À quelques jours des élections législatives, le fiasco du Stade de France s'ajoute à un début de mandature sans relief.

Clément Boileau
 Élisabeth Borne, Première ministre française, au sortir du conseil des ministres ce mercredi.
Élisabeth Borne, Première ministre française, au sortir du conseil des ministres ce mercredi. ©Photo News

"Ne pas craquer sous la pression" , a tweeté ce mercredi matin la ministre des sports française, Amélie Oudéa-Castéra, photo d’elle même à l’appui la montrant en train de se diriger ver le Conseil des ministres d’un pas décidé, sous le beau ciel bleu parisien.
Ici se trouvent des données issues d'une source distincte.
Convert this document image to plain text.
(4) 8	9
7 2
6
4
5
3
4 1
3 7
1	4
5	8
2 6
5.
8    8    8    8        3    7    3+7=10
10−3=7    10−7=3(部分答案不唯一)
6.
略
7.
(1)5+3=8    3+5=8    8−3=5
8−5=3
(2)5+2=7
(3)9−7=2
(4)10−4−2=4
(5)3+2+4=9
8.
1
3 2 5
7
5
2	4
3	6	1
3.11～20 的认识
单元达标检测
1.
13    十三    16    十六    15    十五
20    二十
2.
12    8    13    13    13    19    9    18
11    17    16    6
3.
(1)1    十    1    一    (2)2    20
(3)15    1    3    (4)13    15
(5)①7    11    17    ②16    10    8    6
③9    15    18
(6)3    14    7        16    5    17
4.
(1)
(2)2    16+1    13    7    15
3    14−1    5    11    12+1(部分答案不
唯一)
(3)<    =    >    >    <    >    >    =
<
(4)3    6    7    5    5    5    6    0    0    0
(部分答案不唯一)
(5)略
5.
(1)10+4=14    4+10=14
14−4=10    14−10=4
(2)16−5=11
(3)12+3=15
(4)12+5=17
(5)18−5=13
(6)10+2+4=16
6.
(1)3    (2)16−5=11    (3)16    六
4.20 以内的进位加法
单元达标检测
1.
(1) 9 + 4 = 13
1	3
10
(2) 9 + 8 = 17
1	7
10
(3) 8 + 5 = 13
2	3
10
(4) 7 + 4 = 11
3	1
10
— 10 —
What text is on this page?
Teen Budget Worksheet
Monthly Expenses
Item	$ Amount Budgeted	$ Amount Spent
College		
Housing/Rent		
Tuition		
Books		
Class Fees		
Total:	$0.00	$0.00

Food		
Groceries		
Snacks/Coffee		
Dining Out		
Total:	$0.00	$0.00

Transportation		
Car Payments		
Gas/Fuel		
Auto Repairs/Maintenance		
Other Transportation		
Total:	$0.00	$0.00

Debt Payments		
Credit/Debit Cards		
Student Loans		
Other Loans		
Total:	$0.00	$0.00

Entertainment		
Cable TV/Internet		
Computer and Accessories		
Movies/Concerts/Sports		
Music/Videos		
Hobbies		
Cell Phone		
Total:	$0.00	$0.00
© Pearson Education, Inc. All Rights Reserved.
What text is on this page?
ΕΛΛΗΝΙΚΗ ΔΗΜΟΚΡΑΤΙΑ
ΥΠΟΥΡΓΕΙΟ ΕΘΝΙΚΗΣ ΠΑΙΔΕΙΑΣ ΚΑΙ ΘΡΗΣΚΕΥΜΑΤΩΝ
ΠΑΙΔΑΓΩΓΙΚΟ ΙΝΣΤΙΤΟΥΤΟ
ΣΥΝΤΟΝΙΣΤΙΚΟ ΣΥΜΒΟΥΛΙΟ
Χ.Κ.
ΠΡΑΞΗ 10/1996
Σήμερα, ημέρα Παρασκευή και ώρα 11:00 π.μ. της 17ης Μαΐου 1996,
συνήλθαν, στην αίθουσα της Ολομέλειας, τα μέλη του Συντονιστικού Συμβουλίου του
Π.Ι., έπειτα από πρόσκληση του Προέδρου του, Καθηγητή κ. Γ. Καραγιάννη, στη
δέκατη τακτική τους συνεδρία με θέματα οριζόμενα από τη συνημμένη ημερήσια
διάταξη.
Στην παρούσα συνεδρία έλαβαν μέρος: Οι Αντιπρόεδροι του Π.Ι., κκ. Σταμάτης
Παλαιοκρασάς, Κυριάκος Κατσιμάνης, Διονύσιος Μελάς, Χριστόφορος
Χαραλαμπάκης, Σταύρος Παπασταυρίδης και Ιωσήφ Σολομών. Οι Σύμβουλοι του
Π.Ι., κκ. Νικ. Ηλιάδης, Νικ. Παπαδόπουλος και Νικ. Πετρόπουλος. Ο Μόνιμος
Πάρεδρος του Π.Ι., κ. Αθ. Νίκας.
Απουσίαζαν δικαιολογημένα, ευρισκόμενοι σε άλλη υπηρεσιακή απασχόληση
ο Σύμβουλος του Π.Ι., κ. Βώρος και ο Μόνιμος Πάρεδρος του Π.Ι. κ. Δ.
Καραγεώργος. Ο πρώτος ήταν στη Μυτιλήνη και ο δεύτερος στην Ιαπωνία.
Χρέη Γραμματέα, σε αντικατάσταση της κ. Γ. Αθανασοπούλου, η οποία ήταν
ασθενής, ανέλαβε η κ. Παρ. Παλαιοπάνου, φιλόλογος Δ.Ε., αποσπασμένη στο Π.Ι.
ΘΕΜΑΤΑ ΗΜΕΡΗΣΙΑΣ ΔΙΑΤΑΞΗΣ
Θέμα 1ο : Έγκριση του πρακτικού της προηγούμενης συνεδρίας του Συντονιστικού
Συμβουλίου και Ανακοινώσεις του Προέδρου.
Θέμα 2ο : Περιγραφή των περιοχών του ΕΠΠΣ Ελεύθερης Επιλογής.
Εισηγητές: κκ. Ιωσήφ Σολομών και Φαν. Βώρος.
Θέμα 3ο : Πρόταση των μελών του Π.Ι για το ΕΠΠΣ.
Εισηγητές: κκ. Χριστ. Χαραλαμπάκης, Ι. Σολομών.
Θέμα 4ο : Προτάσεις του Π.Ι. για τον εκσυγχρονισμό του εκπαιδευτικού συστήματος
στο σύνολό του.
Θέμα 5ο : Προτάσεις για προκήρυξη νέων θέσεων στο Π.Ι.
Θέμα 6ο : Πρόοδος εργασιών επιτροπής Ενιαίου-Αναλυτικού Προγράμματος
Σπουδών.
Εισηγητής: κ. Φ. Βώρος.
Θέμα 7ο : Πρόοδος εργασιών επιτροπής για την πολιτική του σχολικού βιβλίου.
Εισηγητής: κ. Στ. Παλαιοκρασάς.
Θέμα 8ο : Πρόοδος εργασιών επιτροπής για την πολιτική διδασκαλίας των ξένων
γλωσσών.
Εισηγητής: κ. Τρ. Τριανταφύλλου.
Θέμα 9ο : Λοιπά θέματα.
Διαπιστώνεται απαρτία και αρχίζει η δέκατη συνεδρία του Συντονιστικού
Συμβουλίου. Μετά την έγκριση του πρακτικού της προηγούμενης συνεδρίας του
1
Celui-ci pourrait pourtant s’assombrir pour le nouveau gouvernement formé par Élisabeth Borne, à peine entré en fonction : le fiasco du stade de France est intervenu à une quinzaine de jours seulement des élections législatives (premier tour ce 12juin), mettant sous pression à la fois le ministre de l’Intérieur Gérald Darmanin et la ministre des sports, sans compter le préfet de Paris Didier Lallemant, qui se retrouve sur la sellette. Pour Emmanuel Macron et sa Première ministre Elisabeth Borne, l’heure est à la temporisation, ce qui n’est jamais idéal pour faire campagne.